The Buffalo Bills athletic trainers who rushed onto the field after Damar Hamlin collapsed during a Monday night football game in January helped save his life.

At the National Athletic Trainers’ Association convention in Indianapolis recently, they were trying to save others from premature death due to sudden cardiac arrest.

Nate Breske and Denny Kellington told those in attendance that writing a plan of action for situations involving sudden cardiac arrest and rehearsing the provision of aid in such circumstances helped prepare them for Hamlin’s heart emergency. They urged K-12 schools and youth leagues to do the same.

“It was the first time we had seen it on a live human, but we practiced it,” Breske told convention attendees June 22. “… Everyone knew their role and what needed to happen in that moment.”
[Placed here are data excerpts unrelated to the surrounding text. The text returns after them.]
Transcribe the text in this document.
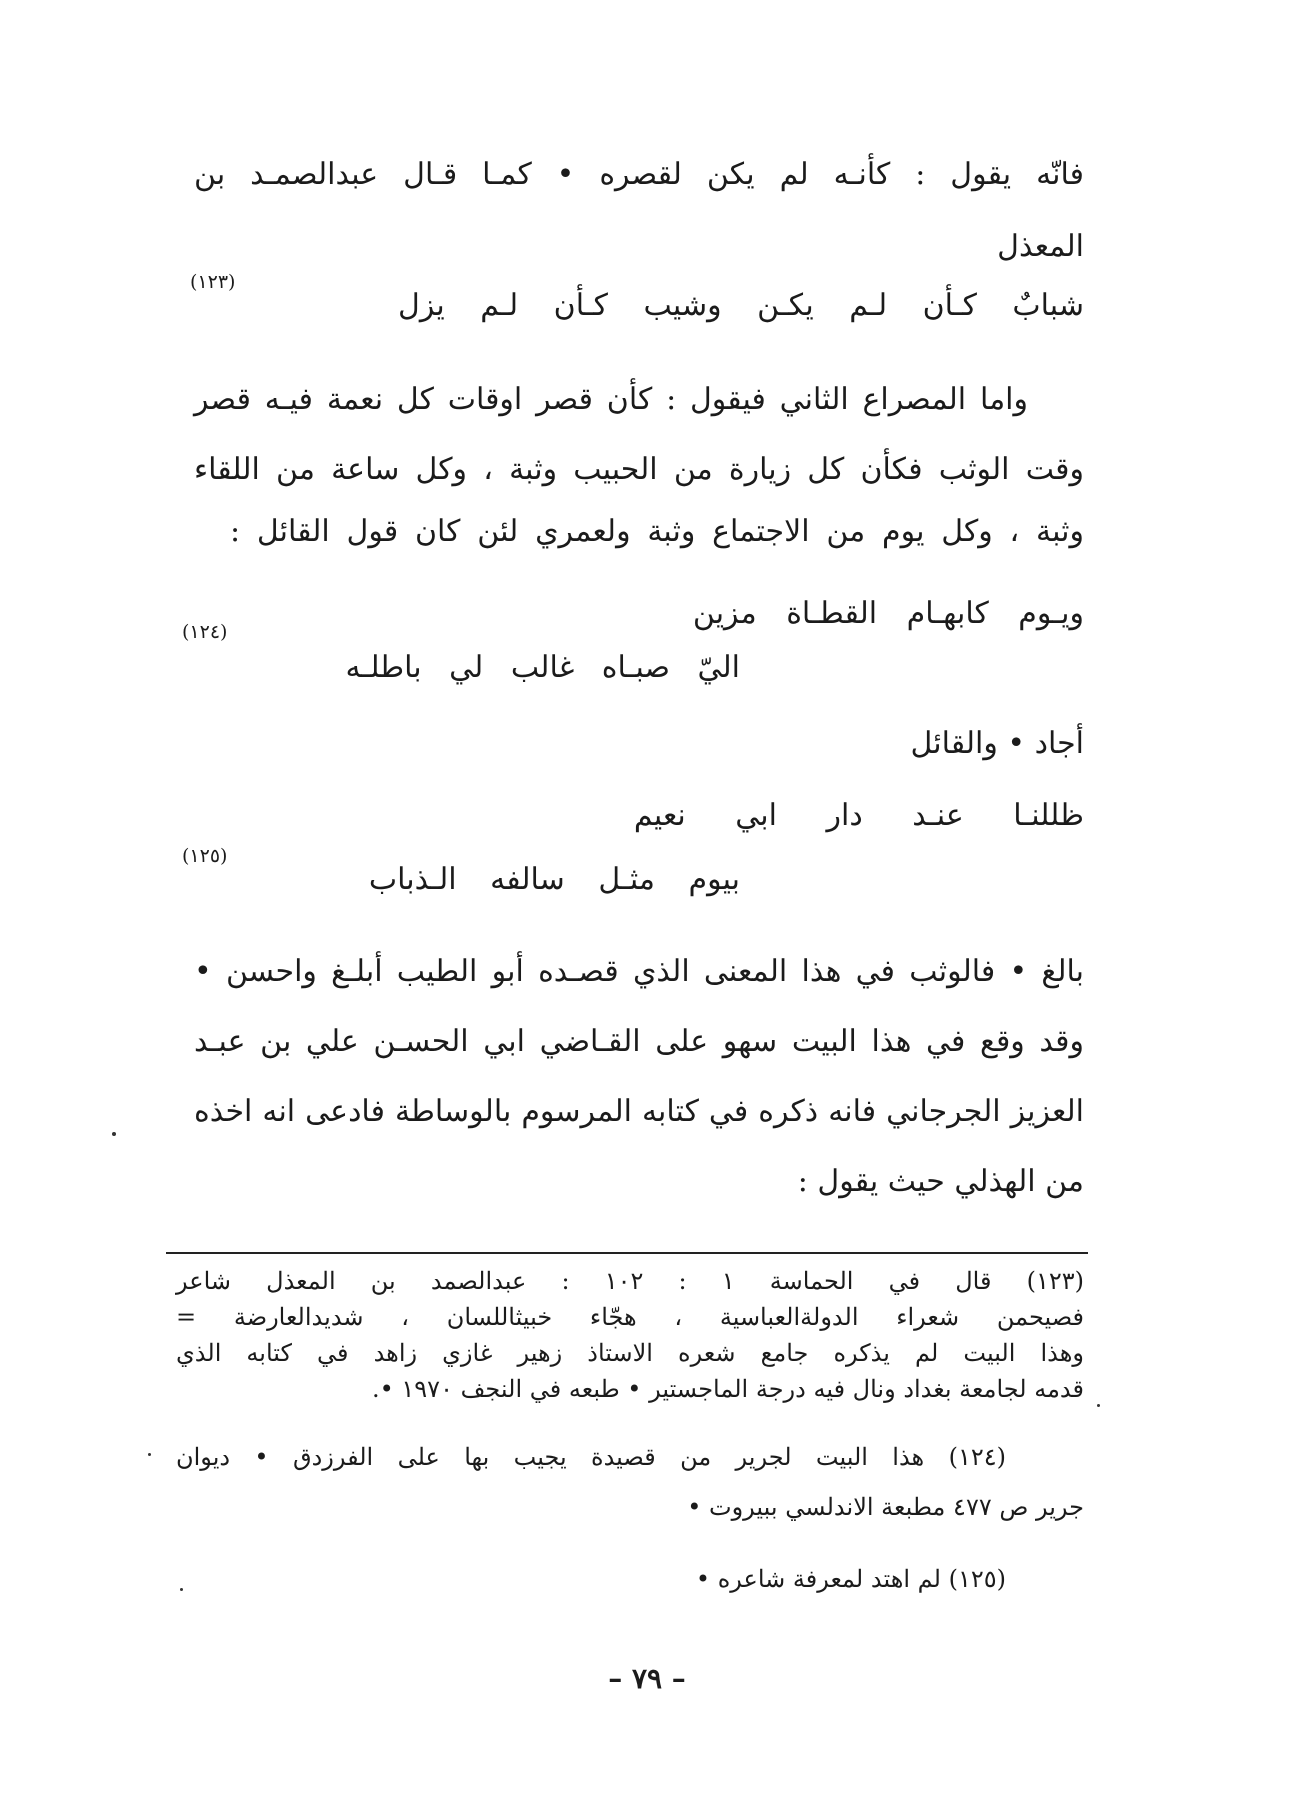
فانّه يقول : كأنـه لم يكن لقصره • كمـا قـال عبدالصمـد بن
المعذل
شبابٌ كـأن لـم يكـن وشيب كـأن لـم يزل
(١٢٣)
واما المصراع الثاني فيقول : كأن قصر اوقات كل نعمة فيـه قصر
وقت الوثب فكأن كل زيارة من الحبيب وثبة ، وكل ساعة من اللقاء
وثبة ، وكل يوم من الاجتماع وثبة ولعمري لئن كان قول القائل :
ويـوم كابهـام القطـاة مزين
اليّ صبـاه غالب لي باطلـه
(١٢٤)
أجاد • والقائل
ظللنـا عنـد دار ابي نعيم
بيوم مثـل سالفه الـذباب
(١٢٥)
بالغ • فالوثب في هذا المعنى الذي قصـده أبو الطيب أبلـغ واحسن •
وقد وقع في هذا البيت سهو على القـاضي ابي الحسـن علي بن عبـد
العزيز الجرجاني فانه ذكره في كتابه المرسوم بالوساطة فادعى انه اخذه
من الهذلي حيث يقول :
(١٢٣) قال في الحماسة ١ : ١٠٢ : عبدالصمد بن المعذل شاعر
فصيحمن شعراء الدولةالعباسية ، هجّاء خبيثاللسان ، شديدالعارضة =
وهذا البيت لم يذكره جامع شعره الاستاذ زهير غازي زاهد في كتابه الذي
قدمه لجامعة بغداد ونال فيه درجة الماجستير • طبعه في النجف ١٩٧٠ •.
(١٢٤) هذا البيت لجرير من قصيدة يجيب بها على الفرزدق • ديوان
جرير ص ٤٧٧ مطبعة الاندلسي ببيروت •
(١٢٥) لم اهتد لمعرفة شاعره •
– ٧٩ –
Beginning July 1, Indiana schools “may ensure” having an automated external defibrillator at every athletic, marching band, drama or musical event under Senate Bill 369, which Gov. Eric Holcomb signed in May.

The bill’s author, Sen. Linda Rogers, R-Granger, intended the new law to require AEDs at school practices and events. But the most important part of the legislation, she said, is creating awareness of sudden cardiac arrest — one of the leading killers of young men between 15 and 25 years of age.

Sudden cardiac arrest is a rare but tragic event that claims the lives of about 2,000 children every year in the U.S., according to the American Academy of Pediatrics. It’s not a heart attack but an abnormality in the heart’s electrical system that abruptly stops the heartbeat.

The majority of activity-related cardiac arrests are due to congenital heart defects. But sudden cardiac arrest can also occur after a person experiences an illness that has caused inflammation to the heart or — as in Hamlin’s case — a direct blow to the chest.

But when an onsite defibrillator is used in a timely manner, survival rates rise to near 50%, according to the Indiana Department of Education’s Sudden Cardiac Arrest Advisory Board.

Rogers’ bill only suggests that schools have AEDs at all practices, games and musical performances. It, however, requires that all schools establish a goal of responding to sudden cardiac arrest within 3 minutes and perform periodic sudden cardiac arrest drills.

AEDs are expensive, costing between $1,100 and $2,500, according to GotAED.com. Under Rogers’ bill, schools may apply for a grant from the Indiana Secured School Fund to purchase an AED. The Department of Education will conduct a statewide survey to determine how many AEDs were owned by schools before the new law takes effect July 1 as well as policies regarding AEDs.

We might never be able to screen for and prevent every heart-related death in young people, but there is one piece of equipment that improves the chances of saving lives: The automated external defibrillator. In order to better protect the lives of students, it should be a state mandate that one be readily available at all school-related athletic and musical events and practices.